Now, by now, I’m sure many of you have noted how gendered my language is. Indeed, the entire law is gendered. As with rape, under PWDVA, only women can be victims, and only men can be perpetrators. In any patriarchal society, this is still better than nothing. But of course, reality is always a bit goopier. Scores of cases exist where a woman in a marital household, such as a mother, mother-in-law, elder sister, or wife, is the primary perpetrator of domestic violence, be it economic, emotional, verbal, physical, or even sexual. You also have many cases of spousal abuse where the husband is the victim. Other than a protective order, no action could be taken in response to any such violence under PWDVA. None of India’s gay and lesbian couples in shared households would be able to use this law to seek protection or assistance in case of domestic violence. And thousands of Indians fall outside of the law’s neatly sliced binary categories of gender. Just last year, a tribunal on the rights of transgendered women was held in Bangalore. Most were survivors of intense violence and discrimination by their families and communities. Rarely were they able to obtain any work other than sex work. They explained how they were disenfranchised from government benefits, often simply because of bureaucratic forms which could not comprehend how one’s gender can be listed differently from last year’s form to this year’s. While a legally designated woman, transgendered or not, can appeal under PWDVA in theory, getting one’s status changed is almost impossible here, effectively disenfranchising the entirety of people who do not fit into the category of “woman” neatly enough.

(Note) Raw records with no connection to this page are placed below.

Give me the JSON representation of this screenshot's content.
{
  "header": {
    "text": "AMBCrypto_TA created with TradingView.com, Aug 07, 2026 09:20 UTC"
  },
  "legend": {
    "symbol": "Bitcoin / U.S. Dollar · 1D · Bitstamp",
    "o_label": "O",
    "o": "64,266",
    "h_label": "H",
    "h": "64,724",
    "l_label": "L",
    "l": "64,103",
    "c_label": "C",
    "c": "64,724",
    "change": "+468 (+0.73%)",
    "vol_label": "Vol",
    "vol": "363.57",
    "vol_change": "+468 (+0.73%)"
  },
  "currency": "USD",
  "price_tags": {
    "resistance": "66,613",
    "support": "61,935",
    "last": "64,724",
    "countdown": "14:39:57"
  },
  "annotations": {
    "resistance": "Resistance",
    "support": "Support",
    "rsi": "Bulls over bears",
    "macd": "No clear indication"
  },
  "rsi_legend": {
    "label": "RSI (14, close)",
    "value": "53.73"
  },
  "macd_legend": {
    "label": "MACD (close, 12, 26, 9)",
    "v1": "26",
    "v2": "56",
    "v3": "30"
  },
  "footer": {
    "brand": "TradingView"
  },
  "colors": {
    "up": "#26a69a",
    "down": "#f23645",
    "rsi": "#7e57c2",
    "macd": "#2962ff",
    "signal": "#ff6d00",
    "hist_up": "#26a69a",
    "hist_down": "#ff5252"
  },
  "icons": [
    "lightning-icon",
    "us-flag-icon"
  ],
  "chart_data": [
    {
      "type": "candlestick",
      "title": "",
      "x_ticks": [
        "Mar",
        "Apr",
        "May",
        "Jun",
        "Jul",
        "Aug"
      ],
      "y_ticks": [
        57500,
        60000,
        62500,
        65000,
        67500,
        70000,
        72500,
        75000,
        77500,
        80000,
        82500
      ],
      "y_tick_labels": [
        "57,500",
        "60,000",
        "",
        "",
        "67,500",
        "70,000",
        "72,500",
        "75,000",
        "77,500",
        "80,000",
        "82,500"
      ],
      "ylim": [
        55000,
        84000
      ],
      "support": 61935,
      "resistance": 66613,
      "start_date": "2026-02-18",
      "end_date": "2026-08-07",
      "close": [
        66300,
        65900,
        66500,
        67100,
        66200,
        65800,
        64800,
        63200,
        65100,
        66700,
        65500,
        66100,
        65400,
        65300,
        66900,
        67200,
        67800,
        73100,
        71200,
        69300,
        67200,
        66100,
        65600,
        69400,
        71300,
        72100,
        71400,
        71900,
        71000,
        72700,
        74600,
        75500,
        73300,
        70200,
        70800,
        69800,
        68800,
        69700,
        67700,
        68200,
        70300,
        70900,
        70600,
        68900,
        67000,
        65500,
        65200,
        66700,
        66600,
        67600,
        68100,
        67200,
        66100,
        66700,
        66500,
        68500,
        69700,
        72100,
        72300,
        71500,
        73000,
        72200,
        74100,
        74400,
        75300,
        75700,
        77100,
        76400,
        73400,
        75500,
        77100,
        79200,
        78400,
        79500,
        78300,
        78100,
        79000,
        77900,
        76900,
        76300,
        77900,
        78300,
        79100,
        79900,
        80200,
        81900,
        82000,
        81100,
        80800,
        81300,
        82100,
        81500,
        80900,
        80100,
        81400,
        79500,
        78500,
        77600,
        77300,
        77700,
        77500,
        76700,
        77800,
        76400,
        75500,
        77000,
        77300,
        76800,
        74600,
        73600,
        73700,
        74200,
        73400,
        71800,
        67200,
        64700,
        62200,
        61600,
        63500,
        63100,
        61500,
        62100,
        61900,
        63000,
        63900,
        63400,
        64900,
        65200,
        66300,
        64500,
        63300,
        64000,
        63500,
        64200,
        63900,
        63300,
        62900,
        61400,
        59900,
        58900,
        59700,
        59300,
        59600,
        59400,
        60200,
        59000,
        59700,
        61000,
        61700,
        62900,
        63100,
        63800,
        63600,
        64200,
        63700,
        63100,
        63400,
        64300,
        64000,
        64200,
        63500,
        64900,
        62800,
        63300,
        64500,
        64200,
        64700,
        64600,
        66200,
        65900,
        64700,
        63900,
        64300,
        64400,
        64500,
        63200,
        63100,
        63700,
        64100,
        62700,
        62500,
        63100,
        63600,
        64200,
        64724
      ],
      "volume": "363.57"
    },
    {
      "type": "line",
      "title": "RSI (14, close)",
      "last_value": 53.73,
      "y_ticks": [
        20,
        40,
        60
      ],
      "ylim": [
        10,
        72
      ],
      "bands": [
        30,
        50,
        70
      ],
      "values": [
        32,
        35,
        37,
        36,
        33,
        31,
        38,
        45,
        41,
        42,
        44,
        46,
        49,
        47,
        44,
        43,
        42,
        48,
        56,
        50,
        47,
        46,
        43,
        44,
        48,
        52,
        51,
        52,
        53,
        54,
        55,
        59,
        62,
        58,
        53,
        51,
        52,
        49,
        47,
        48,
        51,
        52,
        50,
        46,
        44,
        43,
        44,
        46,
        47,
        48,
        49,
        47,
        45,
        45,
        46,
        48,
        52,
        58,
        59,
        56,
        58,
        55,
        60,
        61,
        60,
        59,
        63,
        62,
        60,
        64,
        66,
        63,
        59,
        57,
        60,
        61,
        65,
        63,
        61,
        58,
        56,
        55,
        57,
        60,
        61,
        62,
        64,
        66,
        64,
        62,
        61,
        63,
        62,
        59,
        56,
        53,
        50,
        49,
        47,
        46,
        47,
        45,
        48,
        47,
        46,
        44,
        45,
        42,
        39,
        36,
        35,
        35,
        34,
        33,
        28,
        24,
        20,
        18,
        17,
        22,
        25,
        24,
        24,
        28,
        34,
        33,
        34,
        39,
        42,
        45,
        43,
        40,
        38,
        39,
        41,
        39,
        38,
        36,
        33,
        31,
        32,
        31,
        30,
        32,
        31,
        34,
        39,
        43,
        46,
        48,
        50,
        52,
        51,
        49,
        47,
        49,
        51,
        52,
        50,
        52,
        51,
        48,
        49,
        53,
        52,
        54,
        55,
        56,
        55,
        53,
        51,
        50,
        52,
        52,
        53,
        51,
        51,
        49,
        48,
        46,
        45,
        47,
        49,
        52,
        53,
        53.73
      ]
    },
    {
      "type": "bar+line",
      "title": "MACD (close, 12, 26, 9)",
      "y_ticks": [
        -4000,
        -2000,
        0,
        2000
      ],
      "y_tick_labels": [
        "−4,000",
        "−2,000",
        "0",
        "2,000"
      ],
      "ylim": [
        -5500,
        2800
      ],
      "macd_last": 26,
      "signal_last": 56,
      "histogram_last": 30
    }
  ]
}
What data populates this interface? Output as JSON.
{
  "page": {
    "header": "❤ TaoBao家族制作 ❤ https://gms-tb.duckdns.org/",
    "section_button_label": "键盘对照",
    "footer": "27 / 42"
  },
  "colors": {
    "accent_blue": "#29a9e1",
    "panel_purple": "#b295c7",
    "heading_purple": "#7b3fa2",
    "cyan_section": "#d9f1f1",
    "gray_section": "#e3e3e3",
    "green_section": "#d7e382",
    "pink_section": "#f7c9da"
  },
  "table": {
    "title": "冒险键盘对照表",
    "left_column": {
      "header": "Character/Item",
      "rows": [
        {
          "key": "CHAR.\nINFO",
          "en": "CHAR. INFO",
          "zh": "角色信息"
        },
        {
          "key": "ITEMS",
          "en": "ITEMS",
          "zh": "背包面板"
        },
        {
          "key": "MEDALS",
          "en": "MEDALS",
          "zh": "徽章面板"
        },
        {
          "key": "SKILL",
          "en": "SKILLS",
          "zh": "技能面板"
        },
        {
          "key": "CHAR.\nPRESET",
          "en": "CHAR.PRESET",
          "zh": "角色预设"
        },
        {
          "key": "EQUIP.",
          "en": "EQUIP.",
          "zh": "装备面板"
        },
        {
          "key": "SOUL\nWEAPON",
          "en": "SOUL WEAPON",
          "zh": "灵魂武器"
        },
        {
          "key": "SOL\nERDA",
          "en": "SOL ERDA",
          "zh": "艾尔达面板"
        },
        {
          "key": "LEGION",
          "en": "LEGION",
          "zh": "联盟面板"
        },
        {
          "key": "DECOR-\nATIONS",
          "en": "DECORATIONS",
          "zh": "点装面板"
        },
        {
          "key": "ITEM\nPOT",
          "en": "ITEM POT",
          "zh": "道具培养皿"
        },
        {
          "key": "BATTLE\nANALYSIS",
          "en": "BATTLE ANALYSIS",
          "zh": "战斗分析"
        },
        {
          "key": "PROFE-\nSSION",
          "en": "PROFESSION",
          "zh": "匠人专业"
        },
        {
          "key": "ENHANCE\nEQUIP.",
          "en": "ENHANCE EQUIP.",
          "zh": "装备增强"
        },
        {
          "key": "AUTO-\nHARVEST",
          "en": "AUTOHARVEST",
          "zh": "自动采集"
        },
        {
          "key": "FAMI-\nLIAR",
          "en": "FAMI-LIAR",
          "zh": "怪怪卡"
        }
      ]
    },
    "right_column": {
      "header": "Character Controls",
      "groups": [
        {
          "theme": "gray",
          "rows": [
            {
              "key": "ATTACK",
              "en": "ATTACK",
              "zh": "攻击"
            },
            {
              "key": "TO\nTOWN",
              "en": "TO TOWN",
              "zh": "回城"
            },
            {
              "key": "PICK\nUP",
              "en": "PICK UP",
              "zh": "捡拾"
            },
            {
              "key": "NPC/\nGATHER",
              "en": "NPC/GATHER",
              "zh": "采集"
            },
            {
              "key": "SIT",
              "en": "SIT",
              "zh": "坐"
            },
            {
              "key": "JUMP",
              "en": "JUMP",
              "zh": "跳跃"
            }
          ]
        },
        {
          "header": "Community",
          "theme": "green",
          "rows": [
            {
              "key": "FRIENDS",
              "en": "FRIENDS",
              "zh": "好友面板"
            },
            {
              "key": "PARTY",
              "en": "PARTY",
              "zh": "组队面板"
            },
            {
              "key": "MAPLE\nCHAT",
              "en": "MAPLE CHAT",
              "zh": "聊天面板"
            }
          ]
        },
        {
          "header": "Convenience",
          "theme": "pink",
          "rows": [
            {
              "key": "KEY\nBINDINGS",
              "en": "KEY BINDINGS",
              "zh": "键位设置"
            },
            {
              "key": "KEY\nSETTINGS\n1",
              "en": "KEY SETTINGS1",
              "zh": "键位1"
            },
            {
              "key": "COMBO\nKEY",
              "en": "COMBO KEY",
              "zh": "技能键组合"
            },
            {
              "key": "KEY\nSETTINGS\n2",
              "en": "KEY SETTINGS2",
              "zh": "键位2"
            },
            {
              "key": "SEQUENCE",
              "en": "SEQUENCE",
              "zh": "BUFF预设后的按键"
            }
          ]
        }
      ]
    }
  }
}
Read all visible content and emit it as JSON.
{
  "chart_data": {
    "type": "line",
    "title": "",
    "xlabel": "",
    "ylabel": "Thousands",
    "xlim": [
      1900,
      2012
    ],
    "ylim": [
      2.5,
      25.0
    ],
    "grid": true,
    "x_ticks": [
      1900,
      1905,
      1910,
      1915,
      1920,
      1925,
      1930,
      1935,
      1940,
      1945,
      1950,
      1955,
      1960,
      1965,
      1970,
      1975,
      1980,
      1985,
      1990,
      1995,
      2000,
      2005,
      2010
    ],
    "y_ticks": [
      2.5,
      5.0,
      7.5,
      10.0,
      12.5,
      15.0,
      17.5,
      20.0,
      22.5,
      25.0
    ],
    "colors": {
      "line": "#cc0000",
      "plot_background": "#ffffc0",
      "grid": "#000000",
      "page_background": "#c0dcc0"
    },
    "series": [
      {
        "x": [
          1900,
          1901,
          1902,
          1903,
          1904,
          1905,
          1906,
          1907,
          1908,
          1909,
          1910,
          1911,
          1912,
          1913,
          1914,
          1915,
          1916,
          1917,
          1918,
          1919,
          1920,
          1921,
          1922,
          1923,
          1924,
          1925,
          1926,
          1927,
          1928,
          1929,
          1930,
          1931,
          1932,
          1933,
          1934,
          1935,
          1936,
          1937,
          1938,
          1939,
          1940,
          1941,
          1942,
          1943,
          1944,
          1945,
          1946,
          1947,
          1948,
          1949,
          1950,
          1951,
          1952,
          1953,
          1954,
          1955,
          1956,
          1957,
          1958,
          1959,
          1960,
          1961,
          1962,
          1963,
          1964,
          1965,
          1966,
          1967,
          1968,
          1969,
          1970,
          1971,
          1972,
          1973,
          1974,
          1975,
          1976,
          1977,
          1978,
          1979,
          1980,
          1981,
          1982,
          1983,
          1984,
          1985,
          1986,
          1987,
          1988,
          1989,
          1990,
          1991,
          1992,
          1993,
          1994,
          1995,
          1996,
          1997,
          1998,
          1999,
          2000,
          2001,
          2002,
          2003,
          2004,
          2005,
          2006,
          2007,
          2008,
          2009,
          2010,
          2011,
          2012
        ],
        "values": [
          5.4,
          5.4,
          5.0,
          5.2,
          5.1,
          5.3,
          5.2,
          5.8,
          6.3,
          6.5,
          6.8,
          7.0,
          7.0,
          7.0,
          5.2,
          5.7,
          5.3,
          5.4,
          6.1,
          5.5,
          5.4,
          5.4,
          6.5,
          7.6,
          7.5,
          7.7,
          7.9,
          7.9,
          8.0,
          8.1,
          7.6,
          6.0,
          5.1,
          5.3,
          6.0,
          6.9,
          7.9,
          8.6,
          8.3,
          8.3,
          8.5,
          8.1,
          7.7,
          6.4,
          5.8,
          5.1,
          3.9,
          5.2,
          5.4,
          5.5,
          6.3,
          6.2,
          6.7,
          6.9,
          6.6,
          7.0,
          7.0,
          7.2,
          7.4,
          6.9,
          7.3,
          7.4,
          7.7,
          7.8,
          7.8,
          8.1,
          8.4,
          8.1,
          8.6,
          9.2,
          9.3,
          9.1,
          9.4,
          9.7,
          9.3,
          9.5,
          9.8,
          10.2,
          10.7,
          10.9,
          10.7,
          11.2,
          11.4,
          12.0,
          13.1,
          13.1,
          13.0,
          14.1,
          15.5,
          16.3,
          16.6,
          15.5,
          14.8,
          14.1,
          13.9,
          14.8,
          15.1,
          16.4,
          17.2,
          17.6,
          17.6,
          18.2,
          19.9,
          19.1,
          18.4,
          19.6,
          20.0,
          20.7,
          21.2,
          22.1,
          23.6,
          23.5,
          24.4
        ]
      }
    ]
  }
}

The law strives to be inclusive of divorcees, widows, second wives, and other non-traditional survivors of domestic violence. But the gendered language of the law perpetuates the patriarchal notion that all power belongs in the hands of men, and that a woman can only seek relief by appealing to the state. For example, in Indian criminal procedure, you find a strangely-worded law called “Order for Maintenance of Wives, Children, and Parents”:

If any person having sufficient means neglects or refuses to maintain (a) his wife, unable to maintain herself…a Magistrate of the first class may, upon proof of such neglect or refusal, order such a person to make a monthly allowance for the maintenance of his wife…

It sounds like the wife is a plumbing system, doesn’t it? This property language is extended to children (as it is in the states) and to elderly parents, as well. And it’s alienating, as it so deeply institutionalizes a notion than men are the sole agents in a household.

The inscription of the gender binary onto the structural geography of Gujarat is considerably more marked than I’ve seen in the states. Here, women have their own lines in airport security, their own cars on trains, their own police stations, with women police officers at their disposal. Understandably, few people I’ve spoken to here want to give these institutions up, expressing that they are necessary buffers against patriarchy.

How can a fluid understanding of gender identity be reconciled with such a systemic bindary? It’s the age-old dilemma: do we revolutionize from the ground up, or do we accept the system, but try to work within it to mitigate its harmful consequences? I never know the answer. But I suppose PWDVA tries to do a bit of both. It’s a revolutionary step, in many ways. But it comes to force by both challenging and reinforcing gender roles.

In any case, no matter how well-written, every law takes material form through the people who implement it. And the cops and magistrates are old dogs. This law, and the civil society that supports it, are going to have to teach them new tricks. How they’ll bark, and if they’ll bite, remains to be seen.